Cai Weixing, Dhou Salam, Cifter Fulya, Myronakis Marios, Hurwitz Martina H, Williams Christopher L, Berbeco Ross I, Seco Joao, Lewis John H
Brigham and Women's Hospital, Dana-Farber Cancer Institute and Harvard Medical School, Boston, MA, 02115, USA.
Phys Med Biol. 2016 Jan 21;61(2):554-68. doi: 10.1088/0031-9155/61/2/554. Epub 2015 Dec 18.
The purpose of this research is to develop a 4DCBCT-based dose assessment method for calculating actual delivered dose for patients with significant respiratory motion or anatomical changes during the course of SBRT. To address the limitation of 4DCT-based dose assessment, we propose to calculate the delivered dose using time-varying ('fluoroscopic') 3D patient images generated from a 4DCBCT-based motion model. The method includes four steps: (1) before each treatment, 4DCBCT data is acquired with the patient in treatment position, based on which a patient-specific motion model is created using a principal components analysis algorithm. (2) During treatment, 2D time-varying kV projection images are continuously acquired, from which time-varying 'fluoroscopic' 3D images of the patient are reconstructed using the motion model. (3) Lateral truncation artifacts are corrected using planning 4DCT images. (4) The 3D dose distribution is computed for each timepoint in the set of 3D fluoroscopic images, from which the total effective 3D delivered dose is calculated by accumulating deformed dose distributions. This approach is validated using six modified XCAT phantoms with lung tumors and different respiratory motions derived from patient data. The estimated doses are compared to that calculated using ground-truth XCAT phantoms. For each XCAT phantom, the calculated delivered tumor dose values generally follow the same trend as that of the ground truth and at most timepoints the difference is less than 5%. For the overall delivered dose, the normalized error of calculated 3D dose distribution is generally less than 3% and the tumor D95 error is less than 1.5%. XCAT phantom studies indicate the potential of the proposed method to accurately estimate 3D tumor dose distributions for SBRT lung treatment based on 4DCBCT imaging and motion modeling. Further research is necessary to investigate its performance for clinical patient data.

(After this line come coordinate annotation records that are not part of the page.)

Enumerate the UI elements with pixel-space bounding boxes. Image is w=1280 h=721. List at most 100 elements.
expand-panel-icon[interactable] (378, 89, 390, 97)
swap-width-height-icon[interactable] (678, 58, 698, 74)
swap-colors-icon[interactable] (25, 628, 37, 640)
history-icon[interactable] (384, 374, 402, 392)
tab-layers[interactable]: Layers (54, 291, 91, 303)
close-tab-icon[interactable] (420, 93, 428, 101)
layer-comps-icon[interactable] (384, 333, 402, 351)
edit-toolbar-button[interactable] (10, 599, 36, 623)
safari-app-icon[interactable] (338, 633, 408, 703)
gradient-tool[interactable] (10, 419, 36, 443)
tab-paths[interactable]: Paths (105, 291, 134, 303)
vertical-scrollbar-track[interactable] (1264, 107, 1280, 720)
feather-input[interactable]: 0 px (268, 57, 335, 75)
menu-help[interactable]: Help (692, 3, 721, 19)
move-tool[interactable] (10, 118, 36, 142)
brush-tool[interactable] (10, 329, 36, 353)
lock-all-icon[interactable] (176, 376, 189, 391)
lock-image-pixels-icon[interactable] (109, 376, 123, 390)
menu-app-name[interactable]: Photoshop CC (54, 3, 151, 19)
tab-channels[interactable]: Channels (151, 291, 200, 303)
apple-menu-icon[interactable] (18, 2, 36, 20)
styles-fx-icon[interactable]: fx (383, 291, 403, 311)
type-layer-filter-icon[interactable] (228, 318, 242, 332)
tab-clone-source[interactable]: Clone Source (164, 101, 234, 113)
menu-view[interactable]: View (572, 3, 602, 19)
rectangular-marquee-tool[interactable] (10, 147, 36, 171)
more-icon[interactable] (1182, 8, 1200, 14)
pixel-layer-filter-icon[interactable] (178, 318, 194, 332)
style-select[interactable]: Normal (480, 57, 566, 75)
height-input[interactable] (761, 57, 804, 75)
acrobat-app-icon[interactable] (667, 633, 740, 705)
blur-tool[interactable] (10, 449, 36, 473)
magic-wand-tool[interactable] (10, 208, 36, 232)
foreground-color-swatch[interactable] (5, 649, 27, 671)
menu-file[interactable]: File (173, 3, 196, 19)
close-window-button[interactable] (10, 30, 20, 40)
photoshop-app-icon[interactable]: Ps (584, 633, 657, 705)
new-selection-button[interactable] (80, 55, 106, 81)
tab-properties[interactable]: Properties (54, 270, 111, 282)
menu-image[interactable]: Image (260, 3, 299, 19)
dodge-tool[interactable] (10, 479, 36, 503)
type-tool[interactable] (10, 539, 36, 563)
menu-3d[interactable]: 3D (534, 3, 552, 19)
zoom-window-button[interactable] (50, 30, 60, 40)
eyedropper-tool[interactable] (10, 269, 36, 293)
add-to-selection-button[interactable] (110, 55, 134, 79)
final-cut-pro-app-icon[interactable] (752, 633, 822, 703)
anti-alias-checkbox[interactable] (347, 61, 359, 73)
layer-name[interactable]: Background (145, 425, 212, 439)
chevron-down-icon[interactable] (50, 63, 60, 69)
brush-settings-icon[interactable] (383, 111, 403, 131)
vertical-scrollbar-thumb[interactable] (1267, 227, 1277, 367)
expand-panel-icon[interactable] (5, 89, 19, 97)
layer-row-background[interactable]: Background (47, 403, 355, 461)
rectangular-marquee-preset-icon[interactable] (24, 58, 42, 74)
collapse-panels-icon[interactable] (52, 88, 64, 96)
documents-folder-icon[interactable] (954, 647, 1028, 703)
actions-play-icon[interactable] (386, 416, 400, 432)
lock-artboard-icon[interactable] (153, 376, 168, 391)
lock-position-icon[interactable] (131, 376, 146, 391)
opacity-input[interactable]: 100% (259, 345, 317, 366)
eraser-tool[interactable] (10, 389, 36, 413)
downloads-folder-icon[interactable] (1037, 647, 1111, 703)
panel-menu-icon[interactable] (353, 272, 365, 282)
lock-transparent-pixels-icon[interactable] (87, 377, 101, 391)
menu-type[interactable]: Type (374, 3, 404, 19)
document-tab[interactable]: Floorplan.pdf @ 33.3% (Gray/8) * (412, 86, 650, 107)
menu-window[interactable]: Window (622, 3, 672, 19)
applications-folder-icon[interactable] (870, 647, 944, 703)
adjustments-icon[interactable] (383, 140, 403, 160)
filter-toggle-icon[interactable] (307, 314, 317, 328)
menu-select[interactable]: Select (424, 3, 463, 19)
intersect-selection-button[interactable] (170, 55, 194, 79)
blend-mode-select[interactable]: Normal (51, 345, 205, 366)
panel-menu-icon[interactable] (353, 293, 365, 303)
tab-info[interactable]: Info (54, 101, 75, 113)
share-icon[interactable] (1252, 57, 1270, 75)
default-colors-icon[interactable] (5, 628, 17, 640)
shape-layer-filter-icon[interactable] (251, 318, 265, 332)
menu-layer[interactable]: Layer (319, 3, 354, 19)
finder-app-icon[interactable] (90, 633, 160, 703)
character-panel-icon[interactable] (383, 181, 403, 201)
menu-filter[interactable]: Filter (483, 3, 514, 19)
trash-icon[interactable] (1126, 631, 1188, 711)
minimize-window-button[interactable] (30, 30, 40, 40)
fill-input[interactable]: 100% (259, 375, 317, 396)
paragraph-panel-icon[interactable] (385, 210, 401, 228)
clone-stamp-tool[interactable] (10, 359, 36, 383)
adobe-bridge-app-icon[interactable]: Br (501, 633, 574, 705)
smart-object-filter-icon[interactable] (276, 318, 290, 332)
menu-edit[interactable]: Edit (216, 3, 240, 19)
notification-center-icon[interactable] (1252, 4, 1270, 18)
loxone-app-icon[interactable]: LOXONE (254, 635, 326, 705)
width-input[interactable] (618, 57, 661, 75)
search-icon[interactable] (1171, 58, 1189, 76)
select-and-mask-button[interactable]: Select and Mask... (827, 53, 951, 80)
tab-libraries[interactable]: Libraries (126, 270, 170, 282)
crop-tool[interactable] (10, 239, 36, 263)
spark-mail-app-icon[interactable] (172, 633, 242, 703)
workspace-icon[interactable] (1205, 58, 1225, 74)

本研究的目的是开发一种基于4D CBCT的剂量评估方法,用于计算在立体定向体部放疗(SBRT)过程中存在显著呼吸运动或解剖结构变化的患者的实际 delivered dose。为了解决基于4DCT的剂量评估的局限性,我们建议使用从基于4D CBCT的运动模型生成的随时间变化(“透视”)的3D患者图像来计算delivered dose。该方法包括四个步骤:(1)在每次治疗前,在治疗位置采集患者的4D CBCT数据,并基于此使用主成分分析算法创建患者特异性运动模型。(2)在治疗过程中,连续采集2D随时间变化的kV投影图像,并使用运动模型重建患者随时间变化的“透视”3D图像。(3)使用计划4DCT图像校正横向截断伪影。(4)计算3D透视图像集中每个时间点的3D剂量分布,并通过累积变形剂量分布来计算总有效3D delivered dose。使用六个带有肺部肿瘤且具有源自患者数据的不同呼吸运动的改良XCAT体模对该方法进行了验证。将估计剂量与使用真实XCAT体模计算的剂量进行比较。对于每个XCAT体模,计算得到的delivered肿瘤剂量值通常与真实值遵循相同的趋势,并且在大多数时间点差异小于5%。对于总体delivered dose,计算得到的3D剂量分布的归一化误差通常小于3%,肿瘤D95误差小于1.5%。XCAT体模研究表明了所提出方法基于4D CBCT成像和运动建模准确估计SBRT肺部治疗的3D肿瘤剂量分布的潜力。有必要进行进一步研究以调查其对临床患者数据的性能。